Off the record is best
As well as being entertaining, the case raises interesting issues that face many people who fall out with their employer. One is whistle-blowing.
Middleweek is unlikely to be the last employee in the City of London to allege that his company is up to no good.
Anyone who goes down this route will usually have to manage their exit from the company at the same time.
Even if they are not sacked, their position will probably become untenable, so it is crucial to adopt the right tactics. One employment solicitor, who did not want to be named as his firm is involved in the Middleweek case, says an employee should usually go to great lengths to keep the alleged wrongdoing totally separate from negotiations about a pay-off for leaving.
This may be artificial, but it allows the employee to adopt an air of injured innocence if accused of blackmail (as Middleweek was). Of course, there is no link between the two, an employee can say. Both sides may in some situations know this is nonsense, but nothing can be proved.
Sometimes lawyers advise employees to merely drop hints about the wrongdoing that worries them, rather than making a formal allegation. That way the employer might give them a large pay-off in the tacit hope that they will drop the matter. Again, no connection can be proved. There is then nothing to stop the employee making his allegations about wrongdoing if he wants to.
An employer must also be careful about agreeing to a pay-off, even if it is genuinely unrelated to a whistleblowing threat.
There is a danger it might look like a quid pro quo for the employee's silence and the employer might then find themselves unfairly accused of bribery.
Bank staff in the UK should also consider where they stand with the Financial Services Authority (FSA).

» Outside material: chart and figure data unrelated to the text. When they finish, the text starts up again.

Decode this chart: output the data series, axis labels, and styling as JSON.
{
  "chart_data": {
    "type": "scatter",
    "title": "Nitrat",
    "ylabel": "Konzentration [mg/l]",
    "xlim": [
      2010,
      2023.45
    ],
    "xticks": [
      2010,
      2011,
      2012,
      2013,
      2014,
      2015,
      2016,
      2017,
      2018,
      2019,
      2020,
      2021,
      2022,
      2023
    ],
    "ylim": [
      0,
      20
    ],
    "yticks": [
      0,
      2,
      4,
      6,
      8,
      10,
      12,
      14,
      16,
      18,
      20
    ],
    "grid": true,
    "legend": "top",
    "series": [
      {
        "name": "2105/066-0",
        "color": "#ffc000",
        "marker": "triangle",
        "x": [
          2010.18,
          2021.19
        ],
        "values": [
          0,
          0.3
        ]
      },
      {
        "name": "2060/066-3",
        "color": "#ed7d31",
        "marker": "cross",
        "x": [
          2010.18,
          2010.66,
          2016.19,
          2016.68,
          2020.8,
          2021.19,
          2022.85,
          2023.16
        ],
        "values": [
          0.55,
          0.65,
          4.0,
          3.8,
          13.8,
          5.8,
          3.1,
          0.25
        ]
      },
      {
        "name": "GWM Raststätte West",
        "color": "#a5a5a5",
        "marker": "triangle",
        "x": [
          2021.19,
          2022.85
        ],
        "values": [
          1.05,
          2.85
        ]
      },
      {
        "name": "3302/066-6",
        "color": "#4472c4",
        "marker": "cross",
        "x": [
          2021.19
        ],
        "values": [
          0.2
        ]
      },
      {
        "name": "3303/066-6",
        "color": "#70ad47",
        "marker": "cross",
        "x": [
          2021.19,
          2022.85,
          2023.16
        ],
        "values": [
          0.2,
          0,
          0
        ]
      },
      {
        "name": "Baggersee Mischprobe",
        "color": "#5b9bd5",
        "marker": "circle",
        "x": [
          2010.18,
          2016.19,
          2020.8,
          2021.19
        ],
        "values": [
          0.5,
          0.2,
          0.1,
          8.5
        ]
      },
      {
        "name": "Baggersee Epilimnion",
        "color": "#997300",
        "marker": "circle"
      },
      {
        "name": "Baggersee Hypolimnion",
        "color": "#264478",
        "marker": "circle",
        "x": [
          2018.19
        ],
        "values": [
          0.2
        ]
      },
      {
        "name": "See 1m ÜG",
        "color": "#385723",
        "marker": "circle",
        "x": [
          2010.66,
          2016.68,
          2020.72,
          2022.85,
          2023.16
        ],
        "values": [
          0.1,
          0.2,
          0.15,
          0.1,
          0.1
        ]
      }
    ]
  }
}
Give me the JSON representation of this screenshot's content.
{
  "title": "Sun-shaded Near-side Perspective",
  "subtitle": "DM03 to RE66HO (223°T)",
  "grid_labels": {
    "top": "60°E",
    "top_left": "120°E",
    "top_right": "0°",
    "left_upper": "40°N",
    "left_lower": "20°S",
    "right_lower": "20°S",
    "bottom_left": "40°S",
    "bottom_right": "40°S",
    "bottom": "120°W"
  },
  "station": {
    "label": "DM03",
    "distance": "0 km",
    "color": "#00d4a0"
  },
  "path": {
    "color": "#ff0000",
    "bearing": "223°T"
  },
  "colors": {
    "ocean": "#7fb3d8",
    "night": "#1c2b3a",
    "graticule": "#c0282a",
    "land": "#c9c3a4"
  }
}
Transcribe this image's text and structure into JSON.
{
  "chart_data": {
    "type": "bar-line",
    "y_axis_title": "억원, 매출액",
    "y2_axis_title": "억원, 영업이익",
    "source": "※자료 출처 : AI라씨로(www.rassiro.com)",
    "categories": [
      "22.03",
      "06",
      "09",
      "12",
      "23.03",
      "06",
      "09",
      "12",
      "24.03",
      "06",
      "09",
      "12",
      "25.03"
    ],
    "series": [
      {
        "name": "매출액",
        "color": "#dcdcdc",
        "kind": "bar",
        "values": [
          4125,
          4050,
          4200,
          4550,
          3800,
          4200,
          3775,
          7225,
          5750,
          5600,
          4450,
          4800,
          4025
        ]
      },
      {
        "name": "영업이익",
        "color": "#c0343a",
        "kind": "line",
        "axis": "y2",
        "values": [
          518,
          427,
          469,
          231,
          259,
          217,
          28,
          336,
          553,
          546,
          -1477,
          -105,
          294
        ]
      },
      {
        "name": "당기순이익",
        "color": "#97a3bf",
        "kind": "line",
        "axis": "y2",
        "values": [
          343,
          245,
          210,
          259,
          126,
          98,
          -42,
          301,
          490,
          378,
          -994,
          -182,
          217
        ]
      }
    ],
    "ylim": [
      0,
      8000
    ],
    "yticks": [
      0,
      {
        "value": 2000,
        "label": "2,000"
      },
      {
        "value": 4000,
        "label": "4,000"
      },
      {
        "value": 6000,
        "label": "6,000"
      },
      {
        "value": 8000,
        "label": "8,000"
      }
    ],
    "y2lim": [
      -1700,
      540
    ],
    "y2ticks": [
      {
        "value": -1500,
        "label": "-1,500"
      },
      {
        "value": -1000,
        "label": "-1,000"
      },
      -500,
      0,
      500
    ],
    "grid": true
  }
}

An FSA spokesman says while there is no formal requirement for an employee to report a breach of FSA regulations by their employer, there is an "expectation" that they will do so.
Another interesting feature of the Middleweek case is covert tape-recording of a conversation. This looks like a useful tactic, but it should be used with care. John Keith, a solicitor at the law firm Lovells, says it could be a breach of the Data Protection Act for either an employer or employee to secretly record a conversation with the other party (or their lawyers, as in the Middleweek case), unless they have grounds to suspect criminal activity.
So an employee who records a conversation with their boss simply to demonstrate unfair treatment could find themselves legitimately facing disciplinary proceedings, or theoretically a criminal prosecution.
Then there is the practical point that such behaviour can look underhand unless there is a good reason for it. Anyone who does it risks losing the sympathy of a court or tribunal, if it decides to admit the tape as evidence at all.
Kate Brearley, a partner at the law firm Stephenson Harwood, says covert recording might also be a breach of human rights legislation.
Nevertheless, she believes it may be becoming more common in employment disputes. Another solicitor says an investment banker client who is planning to sue his employer never goes to work these days without a tape-recorder in his pocket.
If this catches on, it may be because tape-recorders are cheaper, smaller and more effective than they used to be. A shop assistant at Dixons, the electronics retailer, recommends a digital Olympus recorder, 3" (7.5cms) long and costing 80 (€114), as an ideal device for recording conversations with someone a few feet away, while lying concealed in the owner's pocket.
I tested it (though not in my office) and it works perfectly.
It may not be long before both sides in any employment dispute will have to assume that the other is recording their every word. One way round this could be to demand written (or tape-recorded?) confirmation that they are not doing so.